Knowing that he could not go directly to Malawi, Booth first established a base in South Africa. There he met up with Elliott Kamwana, an old acquaintance from Malawi. Before long, Booth instructed this young man to return home. On his arrival, in 1908, Elliott Kamwana began a campaign of public preaching, loosely basing his message on some of the Watch Tower Society’s publications. McCoffie Nguluh, who died as a faithful elder a few years ago, had his first contact with the truth back then. He described Kamwana’s preaching as being like “wildfire catching the grass.” The effects of Kamwana’s preaching, with his dramatic open-air baptisms, did indeed spread rapidly, like a bushfire, through Malawi. Thousands responded, and many “congregations” were soon established.

However, neither Booth nor Kamwana had ever left “Babylon the Great.” (Revelation 17:5; 18:4) Their aims were really politically motivated. It was not long before the dubious preaching methods of Elliott Kamwana were attracting the unfavorable attention of government authorities in Malawi. He was soon deported to the Seychelles. By 1910, Joseph Booth had also moved on and was finished as far as the Watch Tower Society was concerned. Sadly, these two men had done more harm than good, but there was one redeeming feature: Many publications containing Bible truth had been distributed throughout the country. During the next few years, honesthearted ones, such as McCoffie Nguluh, would respond favorably to what they read.

“Watch Tower Movements” Cause Confusion
Following this unsatisfactory start in Malawi, the Society sent William Johnston, a well-qualified brother from Glasgow, Scotland, to investigate the situation. He found that many so-called congregations had been established but that their grasp of Bible truth was poor. However, there were some genuine truth-seekers. From among these Brother Johnston trained a few local men to take the lead before he moved to South Africa. Then a long time passed before further attention was given to the work in Malawi. Terrible confusion developed. This caused adversity for the Bible Students, as Jehovah’s Witnesses were then known, and tested their integrity.


In imitation of the charismatic style of Elliott Kamwana, many movements sprang up that mixed some Bible truth with false doctrines and unscriptural practices. Because such movements used Watch Tower publications to some degree, they often included Watch Tower in their name. This caused problems for our few genuine brothers in the country. Without their having proper oversight and needed spiritual food, it is remarkable that the activity of these genuine brothers did not fade out altogether. Yet, they continued to meet together and to witness to others, and they endeavored to walk in the footsteps of Jesus Christ.—1 Peter 2:21.

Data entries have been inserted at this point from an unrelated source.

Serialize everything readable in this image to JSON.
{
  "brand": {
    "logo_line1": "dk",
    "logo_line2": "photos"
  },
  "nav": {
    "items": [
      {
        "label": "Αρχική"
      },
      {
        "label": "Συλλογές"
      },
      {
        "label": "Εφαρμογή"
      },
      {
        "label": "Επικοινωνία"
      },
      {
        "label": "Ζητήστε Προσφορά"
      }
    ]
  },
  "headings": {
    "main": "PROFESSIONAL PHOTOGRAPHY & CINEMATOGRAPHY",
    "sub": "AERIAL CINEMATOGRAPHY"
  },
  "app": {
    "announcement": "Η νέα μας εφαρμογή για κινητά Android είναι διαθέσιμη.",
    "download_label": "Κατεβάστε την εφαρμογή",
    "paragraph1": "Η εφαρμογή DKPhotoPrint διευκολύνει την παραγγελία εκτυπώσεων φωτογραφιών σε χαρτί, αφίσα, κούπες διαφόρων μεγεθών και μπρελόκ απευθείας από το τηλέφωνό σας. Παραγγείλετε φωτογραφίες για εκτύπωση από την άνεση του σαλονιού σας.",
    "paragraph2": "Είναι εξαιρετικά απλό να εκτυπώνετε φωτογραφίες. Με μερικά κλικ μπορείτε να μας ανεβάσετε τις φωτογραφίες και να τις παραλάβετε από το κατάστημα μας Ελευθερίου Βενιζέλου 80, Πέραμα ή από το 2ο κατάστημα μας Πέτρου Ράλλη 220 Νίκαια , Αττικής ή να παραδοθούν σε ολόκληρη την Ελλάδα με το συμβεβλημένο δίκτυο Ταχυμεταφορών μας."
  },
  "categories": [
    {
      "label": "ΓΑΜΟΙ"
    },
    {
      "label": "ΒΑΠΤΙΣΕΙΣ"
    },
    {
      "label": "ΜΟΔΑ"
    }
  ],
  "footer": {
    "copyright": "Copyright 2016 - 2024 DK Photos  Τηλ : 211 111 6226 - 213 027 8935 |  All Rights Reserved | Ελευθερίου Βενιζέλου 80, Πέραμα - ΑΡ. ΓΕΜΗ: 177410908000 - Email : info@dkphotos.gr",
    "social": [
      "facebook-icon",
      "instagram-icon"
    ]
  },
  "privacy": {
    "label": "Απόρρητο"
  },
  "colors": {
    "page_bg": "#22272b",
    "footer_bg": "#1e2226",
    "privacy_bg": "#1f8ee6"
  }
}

Taking advantage of the situation, the local religious leaders slandered the Bible Students by falsely identifying them with the movements that had dishonestly adopted the name Watch Tower. In time, however, the difference between these local sects and our brothers became clearly evident. Prompted by disturbing reports from members of Christendom’s clergy, the chief commissioner of police made an investigation in the early 1920’s. In disguise, he personally attended several meetings of the Bible Students. His reaction? Disgust at the wicked lies being circulated about them. Nevertheless, the confusion caused by these false “Watch Tower movements” continued for many years.